Connelly does not believe in betting everything on a single economic scenario. Rather, he makes forecasts by considering a range of economic scenarios and assessing the probability of each.
Connelly says there's about a 30% chance over the next three to five years that the economy will be hobbled by deflation while also suffering low growth or shrinking gross domestic product. But it is just as likely, he says, that we will experience a Goldilocks economy in which we muddle along with sluggish growth and markets with low returns. He puts the chance of a high-inflation scenario at 20% and the chance for breakout growth at 20%. Right now, Connelly says he is coming to believe that the deflationary scenario is unfolding as he has watched leading indicators from the Economic Cycle Research Institute turn negative in recent weeks.
However, that does not mean he has abandoned stocks. Connelly says he's managing money to capitalize across the spectrum of scenarios he regards as likely. "It's true that an economic shock is likely to make all stocks tumble," says Connelly. "But you cannot think in terms of black and white and bet all your chips on either deflation or inflation. We just don't know enough to have that kind of certainty."

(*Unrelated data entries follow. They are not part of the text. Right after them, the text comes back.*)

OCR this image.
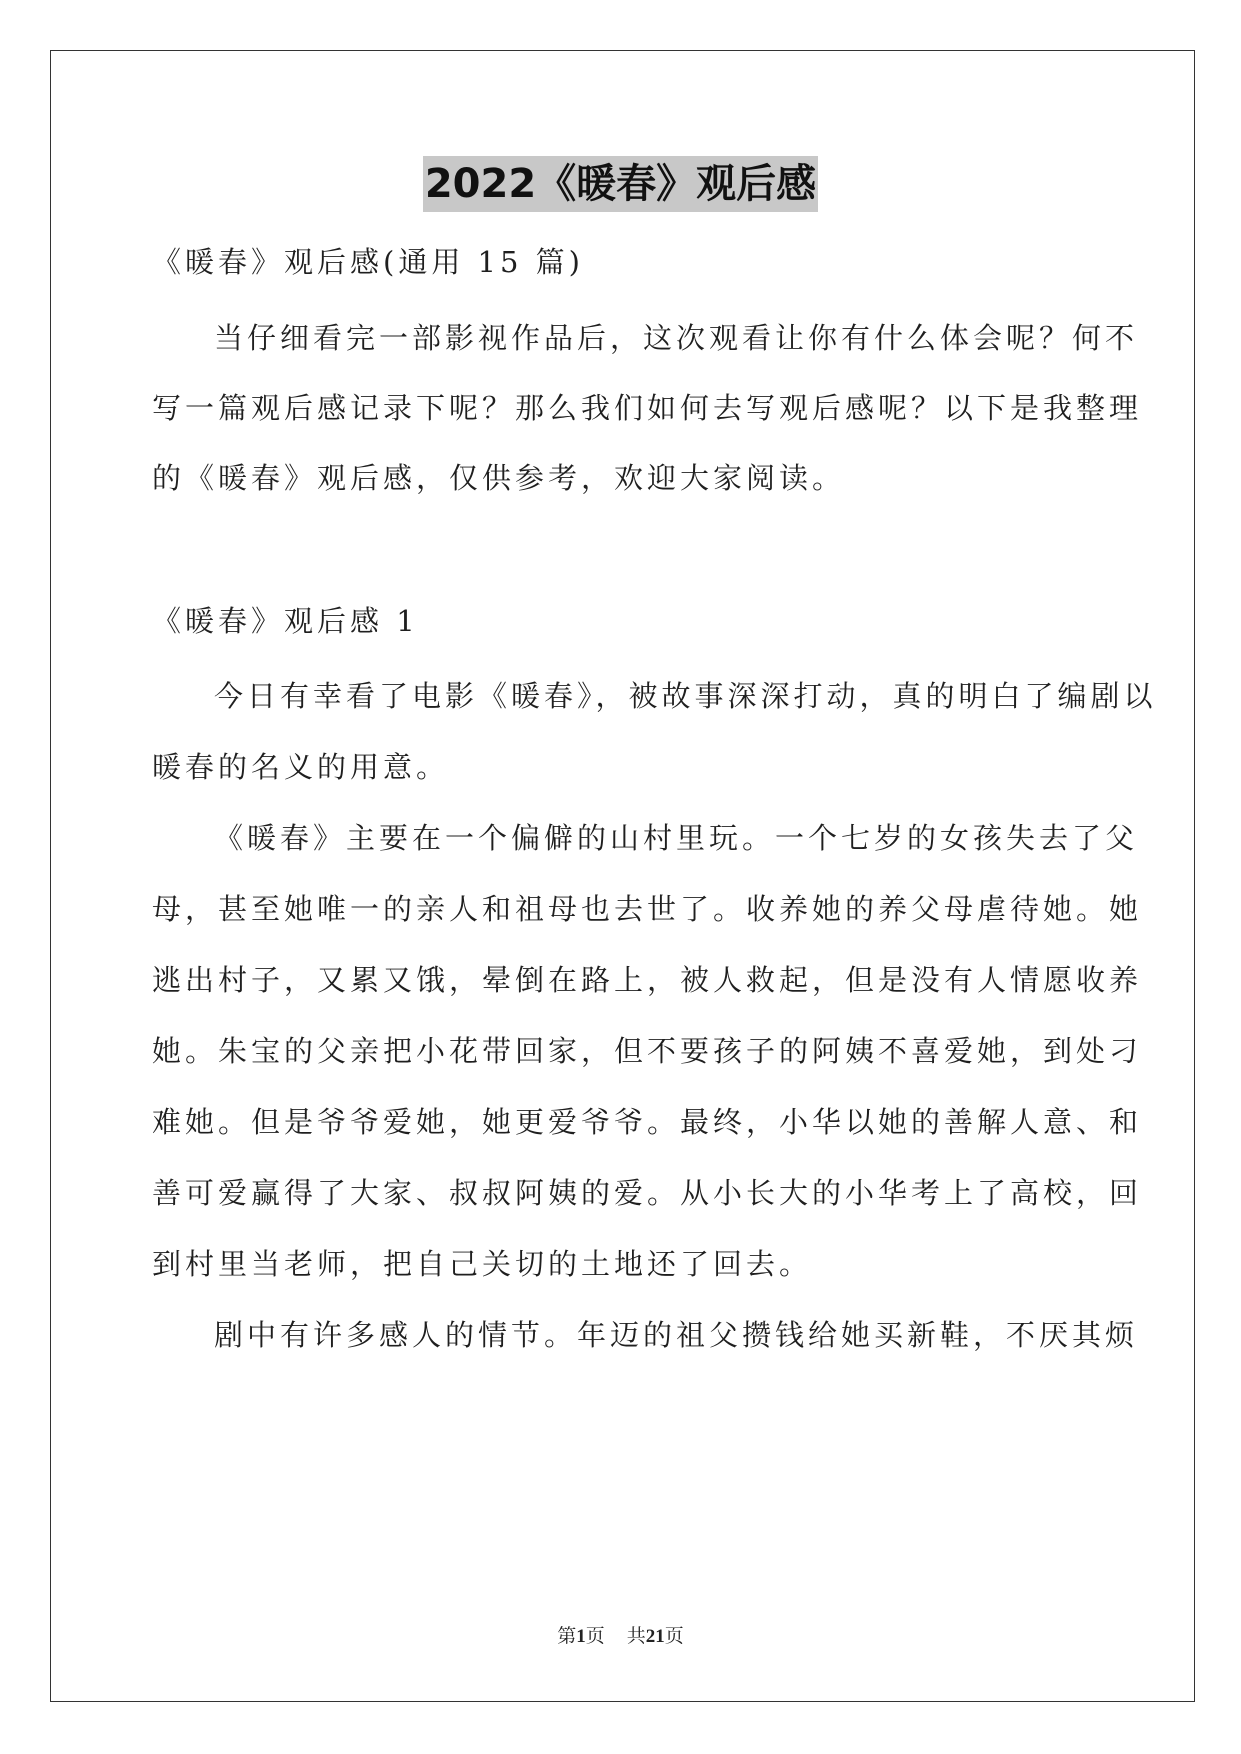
2022《暖春》观后感
《暖春》观后感(通用 15 篇)
当仔细看完一部影视作品后，这次观看让你有什么体会呢？何不
写一篇观后感记录下呢？那么我们如何去写观后感呢？以下是我整理
的《暖春》观后感，仅供参考，欢迎大家阅读。
《暖春》观后感 1
今日有幸看了电影《暖春》，被故事深深打动，真的明白了编剧以
暖春的名义的用意。
《暖春》主要在一个偏僻的山村里玩。一个七岁的女孩失去了父
母，甚至她唯一的亲人和祖母也去世了。收养她的养父母虐待她。她
逃出村子，又累又饿，晕倒在路上，被人救起，但是没有人情愿收养
她。朱宝的父亲把小花带回家，但不要孩子的阿姨不喜爱她，到处刁
难她。但是爷爷爱她，她更爱爷爷。最终，小华以她的善解人意、和
善可爱赢得了大家、叔叔阿姨的爱。从小长大的小华考上了高校，回
到村里当老师，把自己关切的土地还了回去。
剧中有许多感人的情节。年迈的祖父攒钱给她买新鞋，不厌其烦
第1页 共21页
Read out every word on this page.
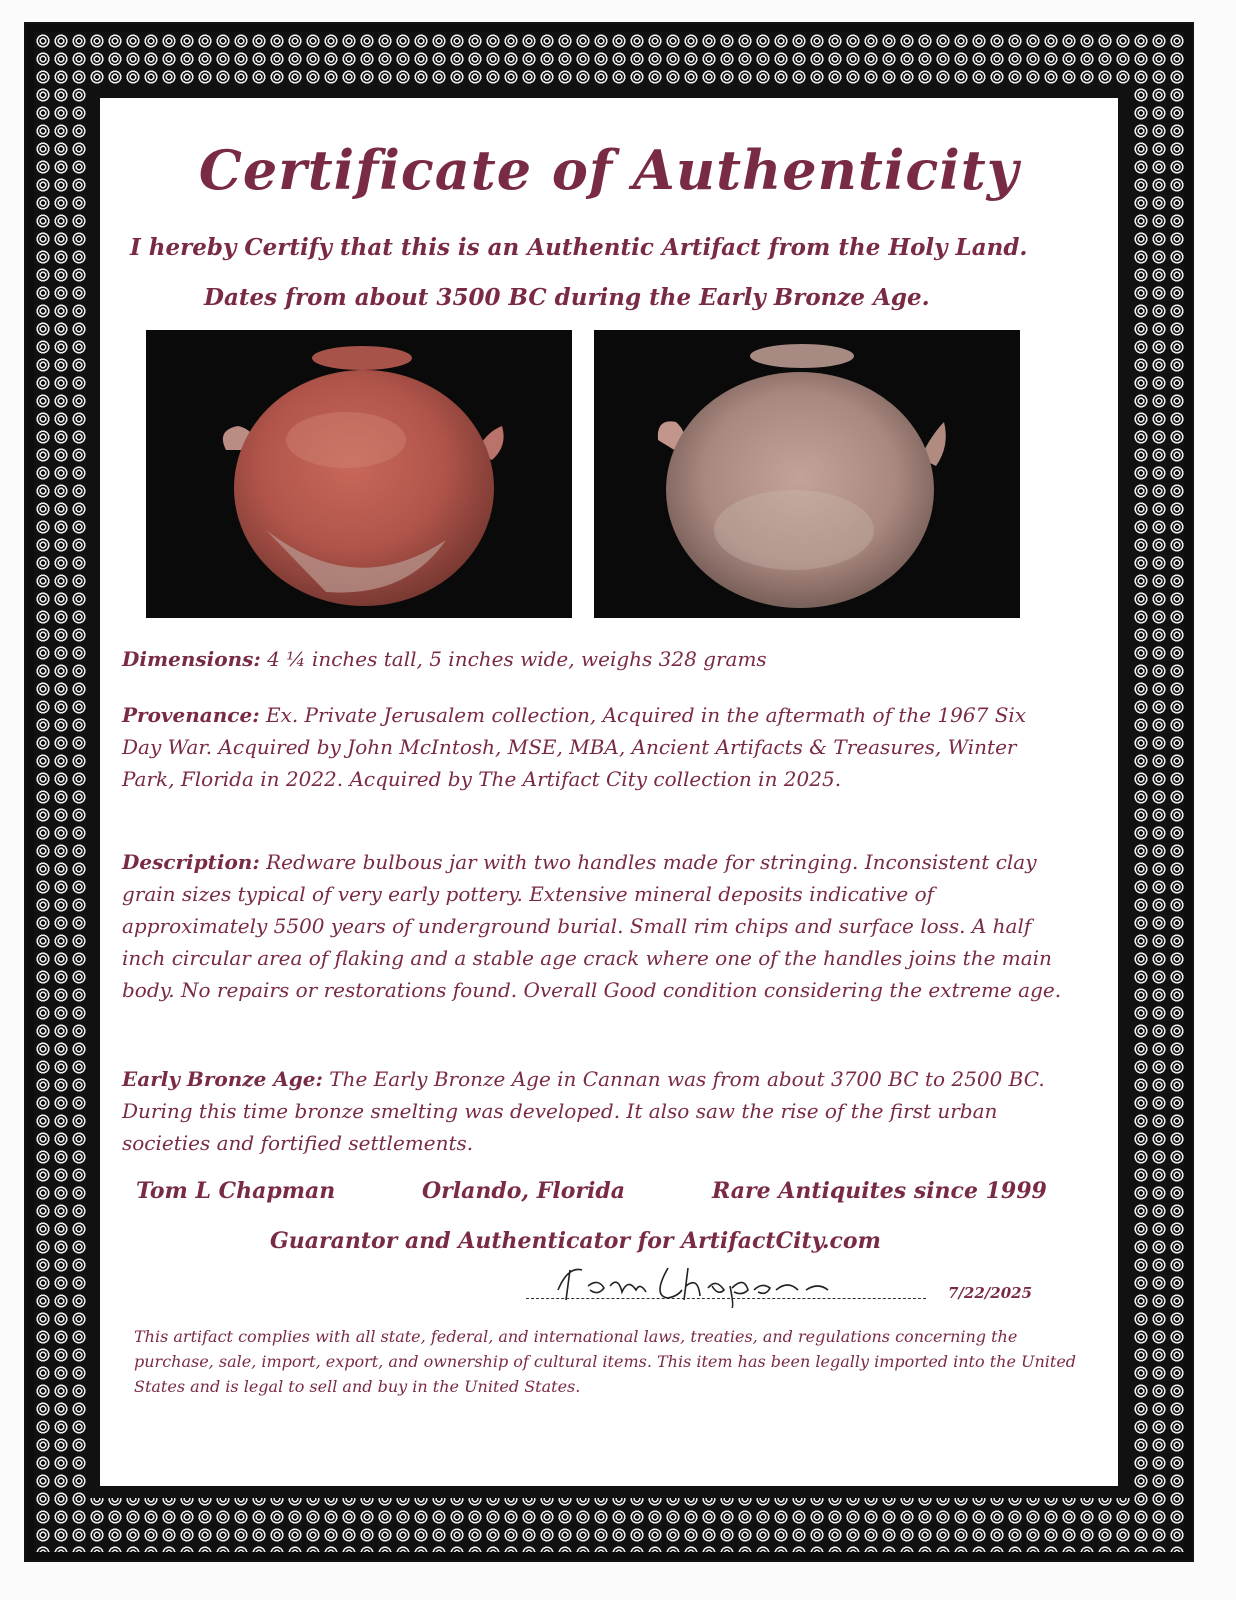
Certificate of Authenticity
I hereby Certify that this is an Authentic Artifact from the Holy Land.
Dates from about 3500 BC during the Early Bronze Age.
Dimensions: 4 ¼ inches tall, 5 inches wide, weighs 328 grams
Provenance: Ex. Private Jerusalem collection, Acquired in the aftermath of the 1967 Six Day War. Acquired by John McIntosh, MSE, MBA, Ancient Artifacts & Treasures, Winter Park, Florida in 2022. Acquired by The Artifact City collection in 2025.
Description: Redware bulbous jar with two handles made for stringing. Inconsistent clay grain sizes typical of very early pottery. Extensive mineral deposits indicative of approximately 5500 years of underground burial. Small rim chips and surface loss. A half inch circular area of flaking and a stable age crack where one of the handles joins the main body. No repairs or restorations found. Overall Good condition considering the extreme age.
Early Bronze Age: The Early Bronze Age in Cannan was from about 3700 BC to 2500 BC. During this time bronze smelting was developed. It also saw the rise of the first urban societies and fortified settlements.
Tom L Chapman	Orlando, Florida	Rare Antiquites since 1999
Guarantor and Authenticator for ArtifactCity.com
7/22/2025
This artifact complies with all state, federal, and international laws, treaties, and regulations concerning the purchase, sale, import, export, and ownership of cultural items. This item has been legally imported into the United States and is legal to sell and buy in the United States.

So large-cap stocks with established brands and franchises remain part of Connelly's client portfolios, alongside gold ETFs, farmland, energy and agricultural companies.
Connelly calls himself a "right-wing creature" but nonetheless believes the economy probably needs another government stimulus. "I don't think supply-side economics makes sense right now, even though I've been in that camp historically," says Connelly, adding that he doesn't thinks the current stimulus was totally wasted. "We're in a liquidity trap. The Keynesians are more right on right now."
Jerry Gray, chief investment officer at MAI in Cleveland, which manages about $1.6 billion for high-net-worth individuals, including some of the world's best athletes, expects average annual returns on stocks over the next five years in the 4% to 6% range.
"Because of all the consumer debt and government debt created to provide stimulus and prevent a steeper drop, we are likely to experience an extended period of below-average growth," Gray says. "We'll have a recovery drawn out so long that we won't feel like we're in recovery."
Gray, also a CFA, says the hangover in housing shows no signs of letting up. Even as housing prices have stabilized, banks still own a "shadow inventory" of real estate they cannot sell and have not put on the market. Meanwhile, many individual home owners are in the same situation, holding back on a sale and waiting for a rebound. "It will take many years for a recovery to occur in housing prices," says Gray.
A slow recovery, says Gray, is the most likely scenario, with an 80% chance of occurring, but he says there is about a 5% probability of a hyperinflationary period in which interest rates become uncontrollable and the national debt becomes unsustainable. There is excess capacity in manufacturing, and emerging market economies are coming online with new manufacturing plants they are willing to run at lower profit margins, so Gray believes the world will be awash in excess capacity for years to come but is unlikely to face deflation.
Yet he says there is still a 15% chance of a deflationary cycle. With the Tea Party movement in the U.S. putting increasing pressure on the government to stop spending to clean up its balance sheet and governments across Europe now committing to austerity programs, he says excessive retrenchment could smother the fragile economy.